Last updated:
Author(s):
Hyunghoon Cho, David Froelicher, Jeffrey Chen, Manaswitha Edupalli, Apostolos Pyrgelis, Juan R. Troncoso-Pastoriza, Jean-Pierre Hubaux, Bonnie Berger
Publish date:
24 February 2025
Journal:
Nature Genetics
PubMed ID:
39994472

Abstract

Sharing data across institutions for genome-wide association studies (GWAS) would enhance the discovery of genetic variation linked to health and disease1,2. However, existing data-sharing regulations limit the scope of such collaborations3. Although cryptographic tools for secure computation promise to enable collaborative analysis with formal privacy guarantees, existing approaches either are computationally impractical or do not implement current state-of-the-art methods4, 5-6. We introduce secure federated genome-wide association studies (SF-GWAS), a combination of secure computation frameworks and distributed algorithms that empowers efficient and accurate GWAS on private data held by multiple entities while ensuring data confidentiality.

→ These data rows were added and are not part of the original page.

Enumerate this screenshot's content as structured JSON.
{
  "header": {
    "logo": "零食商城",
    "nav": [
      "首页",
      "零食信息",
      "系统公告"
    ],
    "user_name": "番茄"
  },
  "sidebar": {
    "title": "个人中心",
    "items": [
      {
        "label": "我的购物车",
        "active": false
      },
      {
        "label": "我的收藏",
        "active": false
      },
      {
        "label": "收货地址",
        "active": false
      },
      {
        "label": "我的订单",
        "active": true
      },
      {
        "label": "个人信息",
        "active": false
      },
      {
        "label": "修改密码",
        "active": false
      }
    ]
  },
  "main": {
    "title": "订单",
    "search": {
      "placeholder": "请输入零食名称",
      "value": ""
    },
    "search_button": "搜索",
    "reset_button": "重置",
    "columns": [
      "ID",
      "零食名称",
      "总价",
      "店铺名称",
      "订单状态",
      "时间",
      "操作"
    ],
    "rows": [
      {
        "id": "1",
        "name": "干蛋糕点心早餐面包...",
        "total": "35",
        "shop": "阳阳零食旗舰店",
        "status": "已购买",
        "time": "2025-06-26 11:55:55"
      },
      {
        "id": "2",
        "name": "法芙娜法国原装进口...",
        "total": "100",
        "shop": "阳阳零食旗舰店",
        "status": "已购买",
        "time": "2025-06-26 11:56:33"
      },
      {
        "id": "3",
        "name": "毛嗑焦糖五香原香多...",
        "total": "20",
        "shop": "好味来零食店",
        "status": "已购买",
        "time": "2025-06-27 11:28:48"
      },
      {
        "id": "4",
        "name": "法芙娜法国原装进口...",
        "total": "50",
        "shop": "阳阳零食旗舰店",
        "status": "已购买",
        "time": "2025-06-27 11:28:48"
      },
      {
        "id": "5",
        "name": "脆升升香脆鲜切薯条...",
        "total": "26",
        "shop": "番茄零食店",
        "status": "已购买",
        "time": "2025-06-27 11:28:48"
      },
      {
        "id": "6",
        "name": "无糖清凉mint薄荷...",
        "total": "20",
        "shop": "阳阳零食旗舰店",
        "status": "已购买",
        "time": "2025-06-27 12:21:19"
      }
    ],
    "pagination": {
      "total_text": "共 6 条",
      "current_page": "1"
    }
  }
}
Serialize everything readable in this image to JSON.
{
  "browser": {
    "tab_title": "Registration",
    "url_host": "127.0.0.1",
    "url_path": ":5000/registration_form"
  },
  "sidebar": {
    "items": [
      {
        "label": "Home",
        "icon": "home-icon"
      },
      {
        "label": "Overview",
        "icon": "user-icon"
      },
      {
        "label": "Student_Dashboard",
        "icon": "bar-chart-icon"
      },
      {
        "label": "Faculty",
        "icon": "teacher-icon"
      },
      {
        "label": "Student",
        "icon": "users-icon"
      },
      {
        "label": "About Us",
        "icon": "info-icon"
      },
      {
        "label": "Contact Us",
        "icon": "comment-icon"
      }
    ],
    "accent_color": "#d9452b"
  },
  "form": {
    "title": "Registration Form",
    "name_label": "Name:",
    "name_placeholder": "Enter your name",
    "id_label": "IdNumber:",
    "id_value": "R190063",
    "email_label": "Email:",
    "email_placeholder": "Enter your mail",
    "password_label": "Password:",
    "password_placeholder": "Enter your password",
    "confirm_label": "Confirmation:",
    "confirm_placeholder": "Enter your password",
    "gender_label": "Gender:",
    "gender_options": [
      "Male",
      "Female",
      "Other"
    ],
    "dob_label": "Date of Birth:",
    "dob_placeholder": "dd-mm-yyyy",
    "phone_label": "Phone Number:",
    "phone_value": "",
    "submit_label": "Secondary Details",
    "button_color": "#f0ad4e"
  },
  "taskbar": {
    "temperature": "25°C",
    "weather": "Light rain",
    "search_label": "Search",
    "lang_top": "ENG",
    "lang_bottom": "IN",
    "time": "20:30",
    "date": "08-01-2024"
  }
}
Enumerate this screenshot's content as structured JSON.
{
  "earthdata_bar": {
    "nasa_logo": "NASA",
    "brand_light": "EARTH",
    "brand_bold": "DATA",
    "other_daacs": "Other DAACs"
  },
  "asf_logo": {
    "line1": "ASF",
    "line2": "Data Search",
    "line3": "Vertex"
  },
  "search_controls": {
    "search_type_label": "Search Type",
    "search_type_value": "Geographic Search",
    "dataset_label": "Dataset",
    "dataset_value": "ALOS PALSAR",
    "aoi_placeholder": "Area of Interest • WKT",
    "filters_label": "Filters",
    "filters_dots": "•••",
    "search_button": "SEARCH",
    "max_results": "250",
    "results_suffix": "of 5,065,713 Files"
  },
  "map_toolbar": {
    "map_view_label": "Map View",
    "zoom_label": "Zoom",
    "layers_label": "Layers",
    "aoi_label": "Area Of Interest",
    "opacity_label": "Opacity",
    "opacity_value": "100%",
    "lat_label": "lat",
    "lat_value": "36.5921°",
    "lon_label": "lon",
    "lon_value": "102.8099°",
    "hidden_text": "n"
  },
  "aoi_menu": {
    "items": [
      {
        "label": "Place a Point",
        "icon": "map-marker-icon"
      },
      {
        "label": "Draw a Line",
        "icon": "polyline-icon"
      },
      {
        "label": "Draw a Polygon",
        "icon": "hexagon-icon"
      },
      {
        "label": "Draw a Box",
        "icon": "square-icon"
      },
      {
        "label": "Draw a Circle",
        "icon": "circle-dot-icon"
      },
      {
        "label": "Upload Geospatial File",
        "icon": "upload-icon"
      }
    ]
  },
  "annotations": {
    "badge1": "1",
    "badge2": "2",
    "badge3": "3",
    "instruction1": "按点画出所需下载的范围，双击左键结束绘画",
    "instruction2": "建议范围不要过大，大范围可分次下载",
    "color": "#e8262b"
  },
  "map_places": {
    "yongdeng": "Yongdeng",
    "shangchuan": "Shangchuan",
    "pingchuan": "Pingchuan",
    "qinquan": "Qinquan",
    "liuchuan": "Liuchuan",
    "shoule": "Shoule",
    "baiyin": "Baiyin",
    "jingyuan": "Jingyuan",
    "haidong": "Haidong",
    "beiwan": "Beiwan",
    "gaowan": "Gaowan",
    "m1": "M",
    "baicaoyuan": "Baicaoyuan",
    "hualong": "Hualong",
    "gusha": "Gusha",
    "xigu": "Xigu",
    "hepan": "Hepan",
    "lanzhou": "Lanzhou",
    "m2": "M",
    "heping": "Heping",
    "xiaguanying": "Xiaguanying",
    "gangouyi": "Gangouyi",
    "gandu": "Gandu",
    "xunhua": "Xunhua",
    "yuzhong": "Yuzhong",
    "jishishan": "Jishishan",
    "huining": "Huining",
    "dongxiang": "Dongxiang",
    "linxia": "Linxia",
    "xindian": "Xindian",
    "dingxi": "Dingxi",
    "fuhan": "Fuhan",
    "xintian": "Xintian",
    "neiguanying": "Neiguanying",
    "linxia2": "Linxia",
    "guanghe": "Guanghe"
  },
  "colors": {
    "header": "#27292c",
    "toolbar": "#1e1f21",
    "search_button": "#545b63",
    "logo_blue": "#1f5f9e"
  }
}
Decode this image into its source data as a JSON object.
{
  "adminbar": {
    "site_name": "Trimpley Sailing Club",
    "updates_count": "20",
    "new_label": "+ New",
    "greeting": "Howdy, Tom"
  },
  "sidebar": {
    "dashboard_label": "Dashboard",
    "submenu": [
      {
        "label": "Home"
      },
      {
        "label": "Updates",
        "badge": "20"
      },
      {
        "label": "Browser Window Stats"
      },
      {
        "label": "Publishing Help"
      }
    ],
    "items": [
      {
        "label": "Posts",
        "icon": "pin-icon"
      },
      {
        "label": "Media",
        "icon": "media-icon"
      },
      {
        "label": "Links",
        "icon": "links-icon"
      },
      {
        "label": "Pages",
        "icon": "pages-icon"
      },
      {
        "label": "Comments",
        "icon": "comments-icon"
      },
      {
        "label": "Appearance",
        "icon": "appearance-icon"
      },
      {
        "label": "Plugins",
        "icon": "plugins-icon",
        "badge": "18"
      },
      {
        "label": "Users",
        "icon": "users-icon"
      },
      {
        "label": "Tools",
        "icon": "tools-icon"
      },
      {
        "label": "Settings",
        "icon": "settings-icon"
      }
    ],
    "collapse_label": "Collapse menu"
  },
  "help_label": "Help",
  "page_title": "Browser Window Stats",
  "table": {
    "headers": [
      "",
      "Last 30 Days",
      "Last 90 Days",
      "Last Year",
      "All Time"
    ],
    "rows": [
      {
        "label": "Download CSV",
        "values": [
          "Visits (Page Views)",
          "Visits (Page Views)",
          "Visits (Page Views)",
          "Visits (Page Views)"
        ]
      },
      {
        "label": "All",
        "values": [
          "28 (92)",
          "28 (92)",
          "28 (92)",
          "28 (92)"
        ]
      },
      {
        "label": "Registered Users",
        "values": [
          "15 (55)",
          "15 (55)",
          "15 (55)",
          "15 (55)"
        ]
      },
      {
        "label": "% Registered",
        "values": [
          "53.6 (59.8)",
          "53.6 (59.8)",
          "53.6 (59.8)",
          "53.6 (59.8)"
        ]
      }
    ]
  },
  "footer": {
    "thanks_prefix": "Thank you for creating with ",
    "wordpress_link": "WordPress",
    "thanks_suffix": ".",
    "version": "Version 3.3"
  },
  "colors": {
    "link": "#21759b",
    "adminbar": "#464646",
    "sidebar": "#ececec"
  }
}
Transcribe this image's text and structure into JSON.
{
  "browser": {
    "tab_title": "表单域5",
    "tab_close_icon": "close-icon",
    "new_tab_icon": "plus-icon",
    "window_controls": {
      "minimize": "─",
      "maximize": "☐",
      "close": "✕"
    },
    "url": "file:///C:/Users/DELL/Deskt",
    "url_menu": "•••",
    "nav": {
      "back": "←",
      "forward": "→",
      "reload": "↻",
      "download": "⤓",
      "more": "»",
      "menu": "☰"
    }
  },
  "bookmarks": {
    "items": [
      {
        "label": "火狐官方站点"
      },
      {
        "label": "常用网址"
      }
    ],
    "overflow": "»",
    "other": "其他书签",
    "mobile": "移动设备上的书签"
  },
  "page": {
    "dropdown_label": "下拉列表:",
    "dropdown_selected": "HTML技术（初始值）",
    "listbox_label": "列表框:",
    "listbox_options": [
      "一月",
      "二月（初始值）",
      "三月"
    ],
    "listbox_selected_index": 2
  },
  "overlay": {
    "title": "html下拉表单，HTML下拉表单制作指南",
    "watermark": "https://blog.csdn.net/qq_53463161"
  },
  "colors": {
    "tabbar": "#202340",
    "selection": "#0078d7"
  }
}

SF-GWAS supports widely used GWAS pipelines based on principal-component analysis or linear mixed models. We demonstrate the accuracy and practical runtimes of SF-GWAS on five datasets, including a UK Biobank cohort of 410,000 individuals, showcasing an order-of-magnitude improvement in runtime compared to previous methods. Our work enables secure collaborative genomic studies at unprecedented scale.